Fue entonces cuando Guillermo se quedó atónito. No se le había ocurrido pensar que el templario podía objetar la autoridad del abad Arnaldo.

– Porque son las órdenes del legado que representa al Papa, y el Temple obedece directamente al Papa -repuso, ahora cuidadoso-. Por lo tanto, debéis obedecer a Arnaldo, y a mí, que lo represento.

– ¿Que os debo obedecer? ¿De dónde sacáis tal estupidez?

– Del documento que acabáis de leer. Habéis reconocido los sellos, conocéis al legado papal. Debéis obediencia al Papa y a su legado Arnaldo.

– Cierto que obedezco al Papa, pero antes al Ser Supremo -repuso el templario-. Mi alma pertenece a Dios y en ella leo sus designios. Además, sin duda el Papa debe de ignorar las atrocidades que esta matanza, que esa indignidad, a la que os atrevéis a llamar cruzada, representa.

– Esto es herejía gnóstica. Es antes el Papa y la ortodoxia de la Iglesia que vuestro pensamiento. Les debéis obediencia y habéis profesado vuestros votos ante Dios. ¡Acatad la orden!

La tensión era tal que yo hubiera deseado estar muy lejos de allí. Me encogía en el banco de piedra y me admiraba de la arrogancia, del descaro de Guillermo enfrentándose al viejo maestre.

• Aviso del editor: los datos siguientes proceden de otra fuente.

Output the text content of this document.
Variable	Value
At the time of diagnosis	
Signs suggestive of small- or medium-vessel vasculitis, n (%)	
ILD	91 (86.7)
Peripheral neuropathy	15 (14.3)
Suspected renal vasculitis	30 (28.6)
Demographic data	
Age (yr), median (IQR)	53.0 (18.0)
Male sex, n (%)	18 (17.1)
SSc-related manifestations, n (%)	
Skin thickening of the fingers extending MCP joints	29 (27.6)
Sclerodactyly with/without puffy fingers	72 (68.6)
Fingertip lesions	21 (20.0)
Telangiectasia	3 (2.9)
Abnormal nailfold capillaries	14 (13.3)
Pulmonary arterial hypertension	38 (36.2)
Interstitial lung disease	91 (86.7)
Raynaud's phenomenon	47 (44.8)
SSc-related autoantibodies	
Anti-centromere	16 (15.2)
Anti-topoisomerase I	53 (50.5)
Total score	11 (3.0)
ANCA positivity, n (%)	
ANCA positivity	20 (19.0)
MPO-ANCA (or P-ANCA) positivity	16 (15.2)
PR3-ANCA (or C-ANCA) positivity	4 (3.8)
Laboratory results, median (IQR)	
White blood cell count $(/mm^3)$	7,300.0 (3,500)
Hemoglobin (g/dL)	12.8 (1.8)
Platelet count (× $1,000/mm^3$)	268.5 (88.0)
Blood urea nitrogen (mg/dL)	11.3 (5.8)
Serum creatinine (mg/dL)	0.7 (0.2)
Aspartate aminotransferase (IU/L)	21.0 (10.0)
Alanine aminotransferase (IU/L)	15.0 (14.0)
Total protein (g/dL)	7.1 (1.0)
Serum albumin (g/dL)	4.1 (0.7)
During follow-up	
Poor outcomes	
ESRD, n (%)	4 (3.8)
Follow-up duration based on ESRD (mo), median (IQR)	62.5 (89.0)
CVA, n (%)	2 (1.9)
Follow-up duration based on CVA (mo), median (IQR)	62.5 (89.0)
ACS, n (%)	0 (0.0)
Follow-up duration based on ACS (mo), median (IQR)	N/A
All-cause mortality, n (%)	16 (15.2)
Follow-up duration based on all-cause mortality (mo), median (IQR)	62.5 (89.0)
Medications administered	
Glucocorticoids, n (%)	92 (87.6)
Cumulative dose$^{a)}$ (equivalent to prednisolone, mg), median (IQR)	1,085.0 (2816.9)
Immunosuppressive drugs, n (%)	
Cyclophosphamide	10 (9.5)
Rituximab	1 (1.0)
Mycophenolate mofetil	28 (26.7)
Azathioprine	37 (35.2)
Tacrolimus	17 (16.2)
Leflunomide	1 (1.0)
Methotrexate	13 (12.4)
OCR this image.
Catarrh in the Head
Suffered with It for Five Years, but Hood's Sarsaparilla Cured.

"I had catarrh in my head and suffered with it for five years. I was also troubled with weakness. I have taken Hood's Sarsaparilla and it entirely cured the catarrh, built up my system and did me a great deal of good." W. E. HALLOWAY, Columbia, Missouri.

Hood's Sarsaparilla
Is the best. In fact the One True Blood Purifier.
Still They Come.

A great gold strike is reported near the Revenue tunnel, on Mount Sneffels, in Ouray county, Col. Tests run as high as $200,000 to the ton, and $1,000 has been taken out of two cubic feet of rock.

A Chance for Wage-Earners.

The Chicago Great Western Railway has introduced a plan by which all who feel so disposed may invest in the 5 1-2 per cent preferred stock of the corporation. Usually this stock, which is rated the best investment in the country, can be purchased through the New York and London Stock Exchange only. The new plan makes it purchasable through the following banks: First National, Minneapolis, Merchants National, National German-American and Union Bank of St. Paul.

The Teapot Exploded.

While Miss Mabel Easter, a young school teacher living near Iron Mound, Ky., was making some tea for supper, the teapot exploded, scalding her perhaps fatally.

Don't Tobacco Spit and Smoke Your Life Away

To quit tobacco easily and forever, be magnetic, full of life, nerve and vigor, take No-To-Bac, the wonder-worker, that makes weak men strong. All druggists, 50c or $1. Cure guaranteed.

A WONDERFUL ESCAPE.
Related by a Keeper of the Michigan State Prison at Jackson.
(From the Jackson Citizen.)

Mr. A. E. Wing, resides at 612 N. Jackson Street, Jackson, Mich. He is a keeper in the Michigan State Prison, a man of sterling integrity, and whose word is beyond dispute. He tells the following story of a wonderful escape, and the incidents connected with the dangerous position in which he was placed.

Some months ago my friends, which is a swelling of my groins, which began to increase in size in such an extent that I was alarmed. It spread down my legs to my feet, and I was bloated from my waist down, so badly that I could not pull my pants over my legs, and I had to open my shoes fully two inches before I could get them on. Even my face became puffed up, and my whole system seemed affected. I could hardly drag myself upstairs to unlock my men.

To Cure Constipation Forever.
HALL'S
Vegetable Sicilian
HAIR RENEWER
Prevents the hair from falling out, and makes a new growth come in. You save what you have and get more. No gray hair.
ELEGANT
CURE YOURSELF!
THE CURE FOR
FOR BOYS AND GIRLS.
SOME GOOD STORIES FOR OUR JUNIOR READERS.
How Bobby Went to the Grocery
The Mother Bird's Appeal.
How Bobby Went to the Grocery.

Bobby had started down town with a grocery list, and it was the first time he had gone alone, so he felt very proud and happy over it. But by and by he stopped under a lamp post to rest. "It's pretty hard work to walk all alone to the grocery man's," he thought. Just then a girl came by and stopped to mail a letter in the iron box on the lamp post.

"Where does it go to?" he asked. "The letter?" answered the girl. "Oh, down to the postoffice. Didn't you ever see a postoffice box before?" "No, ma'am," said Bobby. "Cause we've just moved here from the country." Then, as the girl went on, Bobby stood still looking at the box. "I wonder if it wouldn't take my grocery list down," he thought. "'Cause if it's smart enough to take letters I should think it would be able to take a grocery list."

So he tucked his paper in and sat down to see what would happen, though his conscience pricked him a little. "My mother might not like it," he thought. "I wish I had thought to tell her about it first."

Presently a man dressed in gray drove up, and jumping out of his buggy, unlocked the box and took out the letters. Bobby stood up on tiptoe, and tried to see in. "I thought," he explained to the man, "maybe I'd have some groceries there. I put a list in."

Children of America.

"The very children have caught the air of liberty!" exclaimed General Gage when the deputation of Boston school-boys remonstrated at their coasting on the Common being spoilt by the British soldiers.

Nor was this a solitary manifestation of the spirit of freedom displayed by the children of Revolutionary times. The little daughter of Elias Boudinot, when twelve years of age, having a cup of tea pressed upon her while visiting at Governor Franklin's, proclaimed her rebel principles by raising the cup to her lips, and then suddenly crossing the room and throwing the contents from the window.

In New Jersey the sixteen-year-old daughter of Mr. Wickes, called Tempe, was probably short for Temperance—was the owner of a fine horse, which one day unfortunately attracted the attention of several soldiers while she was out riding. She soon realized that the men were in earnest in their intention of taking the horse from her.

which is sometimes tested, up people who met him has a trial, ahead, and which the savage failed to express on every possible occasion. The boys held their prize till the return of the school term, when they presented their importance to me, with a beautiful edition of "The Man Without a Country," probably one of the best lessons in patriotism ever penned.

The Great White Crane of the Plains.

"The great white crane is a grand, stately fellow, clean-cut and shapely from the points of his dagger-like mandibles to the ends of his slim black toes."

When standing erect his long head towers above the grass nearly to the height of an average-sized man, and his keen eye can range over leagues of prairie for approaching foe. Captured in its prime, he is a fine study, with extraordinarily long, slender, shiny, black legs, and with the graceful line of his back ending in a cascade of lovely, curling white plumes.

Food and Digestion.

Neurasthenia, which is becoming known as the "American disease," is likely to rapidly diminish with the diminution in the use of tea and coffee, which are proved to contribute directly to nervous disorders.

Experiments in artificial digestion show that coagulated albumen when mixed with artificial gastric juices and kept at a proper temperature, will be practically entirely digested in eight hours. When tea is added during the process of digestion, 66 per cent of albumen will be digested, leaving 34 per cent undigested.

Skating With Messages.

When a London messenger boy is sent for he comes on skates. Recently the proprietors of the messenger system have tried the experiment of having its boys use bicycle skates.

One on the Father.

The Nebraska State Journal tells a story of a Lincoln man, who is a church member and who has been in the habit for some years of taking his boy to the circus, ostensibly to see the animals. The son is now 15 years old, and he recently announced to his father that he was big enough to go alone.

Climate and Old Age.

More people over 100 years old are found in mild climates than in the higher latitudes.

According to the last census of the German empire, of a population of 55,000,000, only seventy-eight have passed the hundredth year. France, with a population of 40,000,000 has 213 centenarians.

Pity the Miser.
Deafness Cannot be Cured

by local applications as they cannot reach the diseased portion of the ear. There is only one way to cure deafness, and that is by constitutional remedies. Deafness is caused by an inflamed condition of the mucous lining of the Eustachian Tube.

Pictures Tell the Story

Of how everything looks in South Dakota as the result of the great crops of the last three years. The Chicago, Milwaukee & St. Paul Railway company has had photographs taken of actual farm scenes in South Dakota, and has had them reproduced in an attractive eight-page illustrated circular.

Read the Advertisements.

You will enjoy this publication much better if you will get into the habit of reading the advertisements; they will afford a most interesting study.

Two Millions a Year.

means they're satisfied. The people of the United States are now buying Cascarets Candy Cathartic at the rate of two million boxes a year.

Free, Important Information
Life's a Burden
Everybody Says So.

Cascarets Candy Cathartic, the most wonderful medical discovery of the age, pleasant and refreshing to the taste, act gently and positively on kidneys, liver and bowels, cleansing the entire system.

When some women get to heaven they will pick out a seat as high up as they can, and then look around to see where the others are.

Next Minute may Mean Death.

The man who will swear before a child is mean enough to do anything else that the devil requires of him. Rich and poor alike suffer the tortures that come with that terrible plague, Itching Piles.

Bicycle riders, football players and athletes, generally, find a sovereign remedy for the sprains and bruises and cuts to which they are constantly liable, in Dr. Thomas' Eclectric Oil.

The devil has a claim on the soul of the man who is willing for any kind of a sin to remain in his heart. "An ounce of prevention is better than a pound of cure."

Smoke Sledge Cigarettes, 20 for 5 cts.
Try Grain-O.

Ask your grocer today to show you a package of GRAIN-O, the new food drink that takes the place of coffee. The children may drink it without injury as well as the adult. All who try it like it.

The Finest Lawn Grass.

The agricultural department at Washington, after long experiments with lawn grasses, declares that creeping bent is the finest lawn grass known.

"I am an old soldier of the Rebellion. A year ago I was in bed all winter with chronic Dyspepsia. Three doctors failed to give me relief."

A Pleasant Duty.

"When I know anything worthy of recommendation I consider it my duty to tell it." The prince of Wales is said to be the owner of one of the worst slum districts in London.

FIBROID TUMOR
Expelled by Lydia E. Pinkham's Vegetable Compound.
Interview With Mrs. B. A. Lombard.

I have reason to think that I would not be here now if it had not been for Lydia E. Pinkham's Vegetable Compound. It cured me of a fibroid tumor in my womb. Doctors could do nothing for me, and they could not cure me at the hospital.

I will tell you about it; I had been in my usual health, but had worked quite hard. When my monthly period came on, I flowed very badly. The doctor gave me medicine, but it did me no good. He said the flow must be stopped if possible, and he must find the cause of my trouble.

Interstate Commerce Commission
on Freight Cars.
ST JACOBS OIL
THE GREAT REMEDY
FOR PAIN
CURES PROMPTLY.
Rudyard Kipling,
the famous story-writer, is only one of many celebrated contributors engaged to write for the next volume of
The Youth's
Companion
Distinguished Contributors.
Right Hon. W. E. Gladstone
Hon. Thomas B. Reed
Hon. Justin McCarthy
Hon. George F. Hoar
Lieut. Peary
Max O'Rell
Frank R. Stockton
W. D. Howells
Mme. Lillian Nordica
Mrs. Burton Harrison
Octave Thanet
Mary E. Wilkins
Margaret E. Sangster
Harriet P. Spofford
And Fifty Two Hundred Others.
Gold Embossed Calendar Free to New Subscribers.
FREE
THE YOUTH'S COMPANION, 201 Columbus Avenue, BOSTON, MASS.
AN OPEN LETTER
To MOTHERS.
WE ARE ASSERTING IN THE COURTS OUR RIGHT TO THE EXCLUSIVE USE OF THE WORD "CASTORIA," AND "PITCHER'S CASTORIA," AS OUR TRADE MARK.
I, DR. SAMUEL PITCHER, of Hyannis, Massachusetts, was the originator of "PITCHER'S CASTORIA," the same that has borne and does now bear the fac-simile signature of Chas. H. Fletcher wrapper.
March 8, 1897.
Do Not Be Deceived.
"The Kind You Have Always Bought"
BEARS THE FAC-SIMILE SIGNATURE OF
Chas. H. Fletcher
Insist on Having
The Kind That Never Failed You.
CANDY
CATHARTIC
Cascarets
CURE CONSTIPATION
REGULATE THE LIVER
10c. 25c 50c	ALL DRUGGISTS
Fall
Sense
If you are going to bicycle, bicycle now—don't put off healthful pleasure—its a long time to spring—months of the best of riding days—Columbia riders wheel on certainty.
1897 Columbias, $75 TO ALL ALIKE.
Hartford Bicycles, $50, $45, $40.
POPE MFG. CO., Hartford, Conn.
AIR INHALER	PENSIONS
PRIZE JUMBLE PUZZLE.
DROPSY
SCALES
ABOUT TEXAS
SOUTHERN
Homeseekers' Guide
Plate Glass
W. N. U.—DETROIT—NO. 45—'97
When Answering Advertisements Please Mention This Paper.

– Y no me digáis que a vuestra alma le habla Dios -prosiguió al rato Guillermo, rompiendo el incómodo silencio en el que se había sumido el templario, que no dejaba de mirarle con sus ojos ardientes como ascuas-. Si desobedecéis al Papa, vuestra alma no está hablando a Dios, sino al diablo.

– ¿El diablo? -clamó en un grito el comendador, y se levantó de un salto sin apenas contener su furia-. El diablo está allí donde matáis a mujeres, a niños indefensos, a buenos católicos, donde robáis, donde quemáis y torturáis. Allí habita el diablo, con vosotros. Vosotros avergonzáis el nombre de cruzado, vosotros sois el ejército de Satanás.

– Ahora habláis como he oído que hablan los herejes cátaros -le espetó Guillermo, y se levantó él también y alzando aún más su voz. Pude ver que era más alto que su oponente-. ¿Estaréis también contaminado vos? Por última vez, en nombre del legado papal, en nombre del Papa y de Dios, por la autoridad que este documento me otorga, os ordeno que, como hombre de la Iglesia que sois, me obedezcáis. Os lo requiero por la salvación de vuestra alma.

El viejo se le quedó mirando atónito, sin gesto agresivo. De repente, su mirada dura se había disipado, parecía abatido, sorprendido.

– ¿La salvación de mi alma? -murmuró pensativo desviando por primera vez la mirada de los ojos de su oponente.

Guillermo se hinchó más aún presintiendo la victoria.

– ¿Me vais a obedecer? -inquirió.

– ¿Cómo podéis ser tan joven, arrogante y estúpido? -dijo el comendador en voz baja sentándose de nuevo en el banco. Parecía cansado.

– Decid sí o no.

El comendador Aymeric humilló su cabeza tonsurada, y mirando al suelo, guardó un largo silencio.

– Venid a verme esta noche después de vísperas; recibiréis lo que buscáis -dijo al fin-. Daré órdenes para que se os acomode en la encomienda. Durante la espera, no comeréis ni rezaréis junto a la comunidad. La comida se os servirá en vuestros aposentos.

Y desapareció tras la puerta del refectorio.